The #5 entry called out to me from a table in Barnes & Noble, and it was one of the year’s most electrifying reads: Fooled by Randomness: The Hidden Role of Chance in Life and in the Markets by Nassim Nicholas Taleb
Here are some notes I took on the book when I finished it a few months back:
A cutting, powerful tome on the role of chance
and how to mitigate it, it’s hindered by the author’s ego and attitude.
He does back up his arguments, though the message comes off better than
the messenger.
p.8: On thinking hard vs. working hard: “Trading
forces someone to think hard; those who merely work hard generally lose
their focus and intellectual energy.”
p.23: He uses an example of someone being offered
$10 million to play Russian roulette. The remaining five histories are
not observable. Factor in playing it over and over again, and there are
a handful of rich survivors and a very large cemetery.
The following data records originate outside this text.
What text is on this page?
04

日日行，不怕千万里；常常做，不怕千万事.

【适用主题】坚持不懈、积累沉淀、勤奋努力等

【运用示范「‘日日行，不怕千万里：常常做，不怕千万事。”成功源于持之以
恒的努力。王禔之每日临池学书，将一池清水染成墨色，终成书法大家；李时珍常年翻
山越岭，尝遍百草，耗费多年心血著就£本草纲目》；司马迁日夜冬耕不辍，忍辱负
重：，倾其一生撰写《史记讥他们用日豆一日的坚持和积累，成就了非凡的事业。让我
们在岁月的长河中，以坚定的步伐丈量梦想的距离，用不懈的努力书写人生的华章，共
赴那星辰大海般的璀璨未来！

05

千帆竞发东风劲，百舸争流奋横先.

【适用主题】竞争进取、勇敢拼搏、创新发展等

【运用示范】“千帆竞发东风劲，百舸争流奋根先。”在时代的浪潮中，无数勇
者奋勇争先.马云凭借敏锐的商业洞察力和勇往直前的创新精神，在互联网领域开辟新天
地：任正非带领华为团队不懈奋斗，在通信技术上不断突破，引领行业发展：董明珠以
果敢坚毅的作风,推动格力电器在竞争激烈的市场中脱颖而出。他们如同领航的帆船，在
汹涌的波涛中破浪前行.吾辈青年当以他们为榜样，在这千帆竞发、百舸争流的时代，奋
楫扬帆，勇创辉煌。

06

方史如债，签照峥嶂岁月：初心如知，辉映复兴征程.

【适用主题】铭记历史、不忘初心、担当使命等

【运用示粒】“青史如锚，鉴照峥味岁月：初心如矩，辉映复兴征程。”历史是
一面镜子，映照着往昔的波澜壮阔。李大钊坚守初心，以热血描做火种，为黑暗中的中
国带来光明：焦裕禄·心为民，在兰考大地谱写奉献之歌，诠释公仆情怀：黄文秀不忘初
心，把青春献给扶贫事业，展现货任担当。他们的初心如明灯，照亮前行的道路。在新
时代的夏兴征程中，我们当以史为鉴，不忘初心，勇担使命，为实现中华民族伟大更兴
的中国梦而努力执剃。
p.37: We attribte risk to something vivid. For
instance, a fatal flood in CA due to earthquakes sounds more likely
than a fatal flood in North America.
p.56: On mistakes: “A mistake is not something to
be determined after the fact, but in light of the information until
that point.”
p. 152: On the role of luck in winnowing samples:
313 traders of 10,000 will have five good years in a row based on a
odds of the coin toss.
p. 187: On satisficing: stop when you get a near-satisfactory solution
p. 214: “Journalists being paid to provide explanations will gladly and readily provide them.
p. 234: Reviews tell more about the reviewer than what’s being reviewed.
p.258: On uncertainty: it protects people from themselves.